Guide pratique pour clôturer votre PEA : les étapes essentielles
Le Plan d’Épargne en Actions (PEA) est un pilier de l’épargne des Français. Fin 2024, la Banque de France recensait 7,28 millions de comptes ouverts, représentant un encours d’environ 114 milliards d’euros. Si vous envisagez de fermer le vôtre, il est crucial de comprendre les implications de cette décision. Ce guide détaille les procédures, les pièges fiscaux à éviter et les alternatives plus avantageuses.

Pourquoi fermer un PEA est rarement une bonne idée
La clôture définitive d’un PEA entraîne la perte irrémédiable de son antériorité fiscale. C’est l’élément le plus important à retenir. Avant cinq ans de détention, un retrait quelconque provoque automatiquement la fermeture du plan et une fiscalité lourde. Après cinq ans, si les retraits sont autorisés sans clôture, fermer le compte reste déconseillé. Vous perdriez un outil patrimonial précieux pour de futurs investissements. Pour changer d’intermédiaire financier, le transfert de PEA est toujours préférable, car il conserve cette précieuse ancienneté.
Fiscalité du PEA : avant et après le cap des 5 ans
La fiscalité est le principal levier de performance d’un PEA. Elle évolue radicalement après la période de cinq ans. Voici un tableau comparatif des implications selon l’action entreprise.
| Action | Avant 5 ans de détention | Après 5 ans de détention |
|---|---|---|
| Retrait partiel | Entraîne la clôture. Gains taxés à 31,4% (flat tax) ou barème IR + 18,6% de PS. | Autorisé sans clôture. Seuls les prélèvements sociaux de 18,6% s’appliquent. |
| Clôture définitive | Perte de l’antériorité. Même fiscalité qu’un retrait. | Possible mais inutile. Vous sacrifiez un enveloppe fiscale avantageuse. |
| Transfert vers un autre courtier | Conserve l’antériorité fiscale. Procédure recommandée. | Conserve l’antériorité fiscale. Aucun impact fiscal. |
Comme le montre ce tableau, la clôture est l’option la plus punitive. Pour une gestion patrimoniale optimale, il est préférable de conserver son PEA ouvert indéfiniment.

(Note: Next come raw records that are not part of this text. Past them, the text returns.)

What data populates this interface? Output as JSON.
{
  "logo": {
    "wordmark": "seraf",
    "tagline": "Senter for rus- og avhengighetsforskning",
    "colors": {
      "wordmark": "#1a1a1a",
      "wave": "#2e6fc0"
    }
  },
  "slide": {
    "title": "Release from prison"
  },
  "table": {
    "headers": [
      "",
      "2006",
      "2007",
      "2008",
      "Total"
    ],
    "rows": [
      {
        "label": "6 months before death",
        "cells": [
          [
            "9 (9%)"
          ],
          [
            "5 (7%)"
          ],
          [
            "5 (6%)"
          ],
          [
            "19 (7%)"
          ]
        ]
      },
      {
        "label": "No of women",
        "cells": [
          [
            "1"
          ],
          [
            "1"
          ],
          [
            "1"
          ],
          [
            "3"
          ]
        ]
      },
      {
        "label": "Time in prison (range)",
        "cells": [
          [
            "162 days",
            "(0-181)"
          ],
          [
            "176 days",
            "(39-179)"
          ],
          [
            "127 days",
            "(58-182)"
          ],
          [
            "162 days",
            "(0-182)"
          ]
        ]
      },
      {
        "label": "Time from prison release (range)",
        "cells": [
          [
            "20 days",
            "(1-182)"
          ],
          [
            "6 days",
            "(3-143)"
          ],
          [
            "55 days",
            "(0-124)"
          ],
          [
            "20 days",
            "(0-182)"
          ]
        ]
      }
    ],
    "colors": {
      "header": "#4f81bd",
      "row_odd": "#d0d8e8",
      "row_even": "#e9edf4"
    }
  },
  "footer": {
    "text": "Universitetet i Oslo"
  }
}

Les alternatives à la clôture : retraits et transferts
Si votre objectif est d’accéder à votre argent, distinguez bien la clôture du simple retrait. Après cinq ans, vous pouvez vendre des titres et virer le produit de la vente sur votre compte bancaire, sans fermer le PEA. Il suffit de conserver un solde minimal, souvent une centaine d’euros, pour maintenir le plan actif. Cette flexibilité est idéale pour financer un projet comme un apport immobilier ou des études.
Si votre motivation est de quitter un intermédiaire aux frais élevés, le transfert est la solution. Il s’agit d’une opération administrative gérée entre votre ancien et votre nouveau courtier. Vous conservez l’intégralité de votre ligne historique, ce qui est indispensable pour bénéficier des avantages fiscaux à long terme.
Procédure concrète : comment récupérer son argent
Pour mobiliser les fonds de votre PEA, suivez ces étapes dans l’ordre :
- Vendre des titres : Si votre compte-espèces est vide, vendez tout ou partie de vos actions ou ETF. Le produit de la vente est crédité sur le compte-espèces du PEA.
- Demander un virement : Depuis votre espace client en ligne ou par courrier, demandez le virement des liquidités vers votre compte bancaire lié.
- Patienter : Les délais varient. Les courtiers en ligne traitent souvent la demande en 2 à 3 jours ouvrés, contre plusieurs semaines pour certaines banques traditionnelles.
Cette démarche est bien différente d’une clôture. Elle vous permet de continuer à utiliser votre PEA pour de futurs investissements, une stratégie clé pour qui souhaite développer son patrimoine sur les marchés.
Quand et pourquoi vendre ses titres PEA ?
La décision de vendre ne doit pas être prise à la légère. Deux scénarios principaux justifient une prise de bénéfices :
- Atteinte d’un objectif financier : Vous avez ouvert votre PEA il y a huit ans pour constituer un apport immobilier. Une fois l’objectif atteint, la vente est logique.
- Gestion active du portefeuille : Vous suivez une stratégie de trading qui implique des prises de bénéfices à des niveaux de cours prédéfinis ou lors de phases de surévaluation des marchés.
Dans les deux cas, les gains réalisés après cinq ans ne sont soumis qu’aux prélèvements sociaux. Vous pouvez ensuite laisser les liquidités sur le compte-espèces du PEA en attendant une nouvelle opportunité d’investissement, sans pression fiscale.